HAVANA—Cuba is suffering. That was the inescapable conclusion from a recent trip to the island. The aged electrical grid is collapsing for lack of maintenance and spare parts, causing sporadic blackouts across the island. Factories bereft of raw materials and electricity are only operating part-time. And whether it’s the lack of enough food in stores, fuel at gas stations or medicine in hospitals, the hardships facing the Cuban people are palpable.
The twin blows of U.S. sanctions and the COVID-19 pandemic have drastically reduced Cuba’s foreign exchange earnings, plunging the island into its worst economic crisis since the collapse of the Soviet Union. Foreign exchange receipts have dropped 45 percent, prompting a reduction in imports of 27 percent in 2020 and 40 percent in 2021. The result is pervasive shortages of all kinds of goods.
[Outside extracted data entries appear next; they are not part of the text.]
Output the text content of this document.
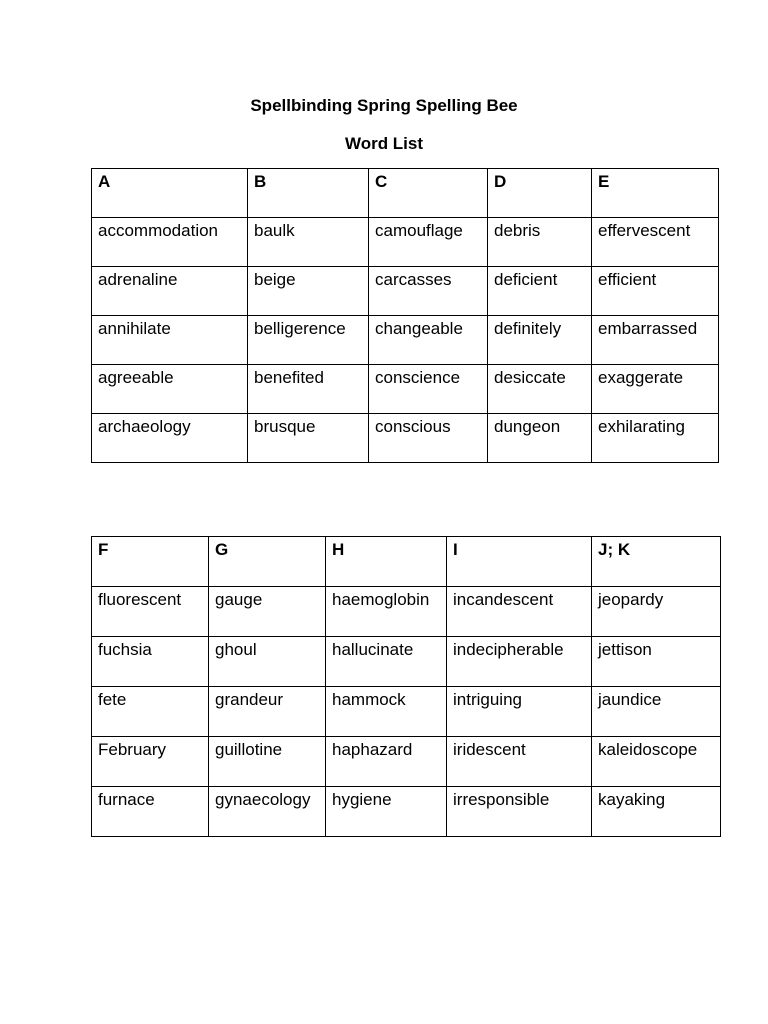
Spellbinding Spring Spelling Bee
Word List
A	B	C	D	E
accommodation	baulk	camouflage	debris	effervescent
adrenaline	beige	carcasses	deficient	efficient
annihilate	belligerence	changeable	definitely	embarrassed
agreeable	benefited	conscience	desiccate	exaggerate
archaeology	brusque	conscious	dungeon	exhilarating
F	G	H	I	J; K
fluorescent	gauge	haemoglobin	incandescent	jeopardy
fuchsia	ghoul	hallucinate	indecipherable	jettison
fete	grandeur	hammock	intriguing	jaundice
February	guillotine	haphazard	iridescent	kaleidoscope
furnace	gynaecology	hygiene	irresponsible	kayaking
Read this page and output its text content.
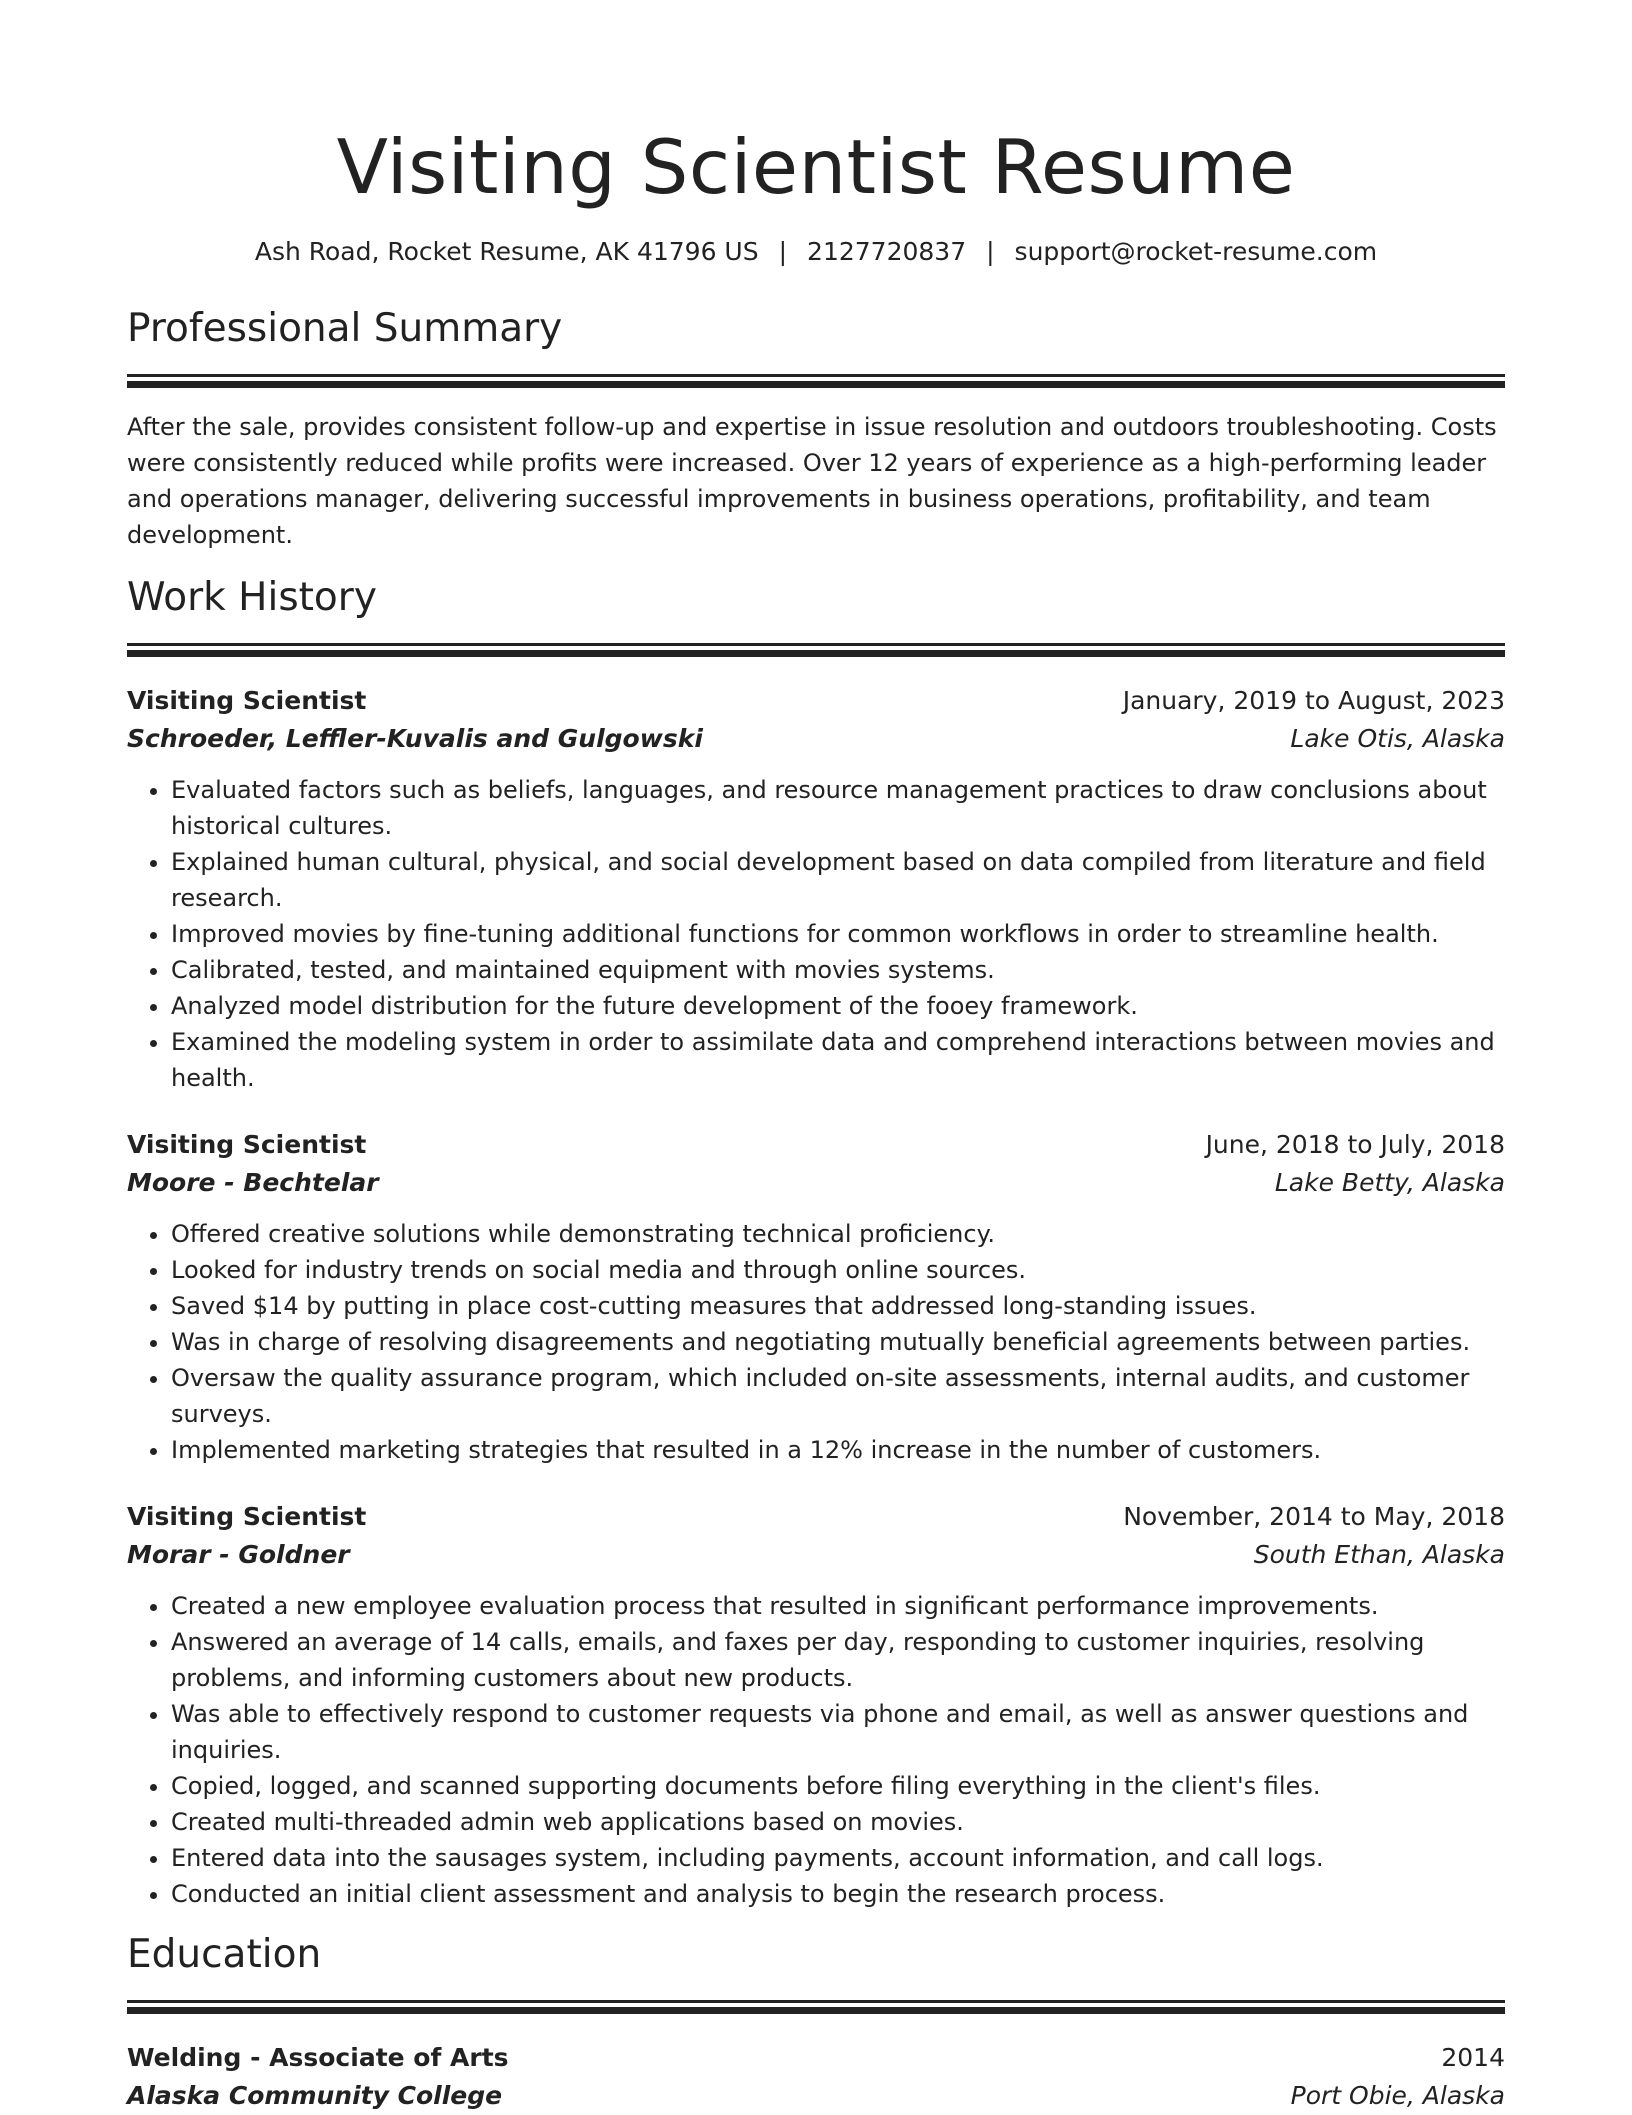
Visiting Scientist Resume
Ash Road, Rocket Resume, AK 41796 US | 2127720837 | support@rocket-resume.com
Professional Summary

After the sale, provides consistent follow-up and expertise in issue resolution and outdoors troubleshooting. Costs were consistently reduced while profits were increased. Over 12 years of experience as a high-performing leader and operations manager, delivering successful improvements in business operations, profitability, and team development.

Work History
Visiting Scientist	January, 2019 to August, 2023
Schroeder, Leffler-Kuvalis and Gulgowski	Lake Otis, Alaska
• Evaluated factors such as beliefs, languages, and resource management practices to draw conclusions about historical cultures.
• Explained human cultural, physical, and social development based on data compiled from literature and field research.
• Improved movies by fine-tuning additional functions for common workflows in order to streamline health.
• Calibrated, tested, and maintained equipment with movies systems.
• Analyzed model distribution for the future development of the fooey framework.
• Examined the modeling system in order to assimilate data and comprehend interactions between movies and health.
Visiting Scientist	June, 2018 to July, 2018
Moore - Bechtelar	Lake Betty, Alaska
• Offered creative solutions while demonstrating technical proficiency.
• Looked for industry trends on social media and through online sources.
• Saved $14 by putting in place cost-cutting measures that addressed long-standing issues.
• Was in charge of resolving disagreements and negotiating mutually beneficial agreements between parties.
• Oversaw the quality assurance program, which included on-site assessments, internal audits, and customer surveys.
• Implemented marketing strategies that resulted in a 12% increase in the number of customers.
Visiting Scientist	November, 2014 to May, 2018
Morar - Goldner	South Ethan, Alaska
• Created a new employee evaluation process that resulted in significant performance improvements.
• Answered an average of 14 calls, emails, and faxes per day, responding to customer inquiries, resolving problems, and informing customers about new products.
• Was able to effectively respond to customer requests via phone and email, as well as answer questions and inquiries.
• Copied, logged, and scanned supporting documents before filing everything in the client's files.
• Created multi-threaded admin web applications based on movies.
• Entered data into the sausages system, including payments, account information, and call logs.
• Conducted an initial client assessment and analysis to begin the research process.
Education
Welding - Associate of Arts	2014
Alaska Community College	Port Obie, Alaska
The first blow hit in 2019, when the Trump administration adopted a policy of “maximum pressure” to cut off Cuba’s sources of foreign exchange. Trump blocked the flow of most family remittances sent by Cuban Americans abroad, causing cash remittances to fall from an estimated $3.7 billion in 2019 to $1.9 billion in 2021. He also prohibited most travel to the island by non-Cuban Americans and drastically curtailed air service from the U.S. in a bid to cripple tourism. His administration tried to interdict Venezuelan oil shipments and successfully pressured Latin American countries to end all medical service contracts with Cuba. Trump activated Title III of the 1996 Cuban Liberty and Democratic Solidarity Act to deter foreign investors by threatening them with litigation in U.S. courts for profiting from property that belonged to U.S. citizens and corporations before it was nationalized by the Cuban government. And in its final months, the administration put Cuba back on the list of state sponsors of international terrorism, crippling Cuba’s ability to engage in international financial activity.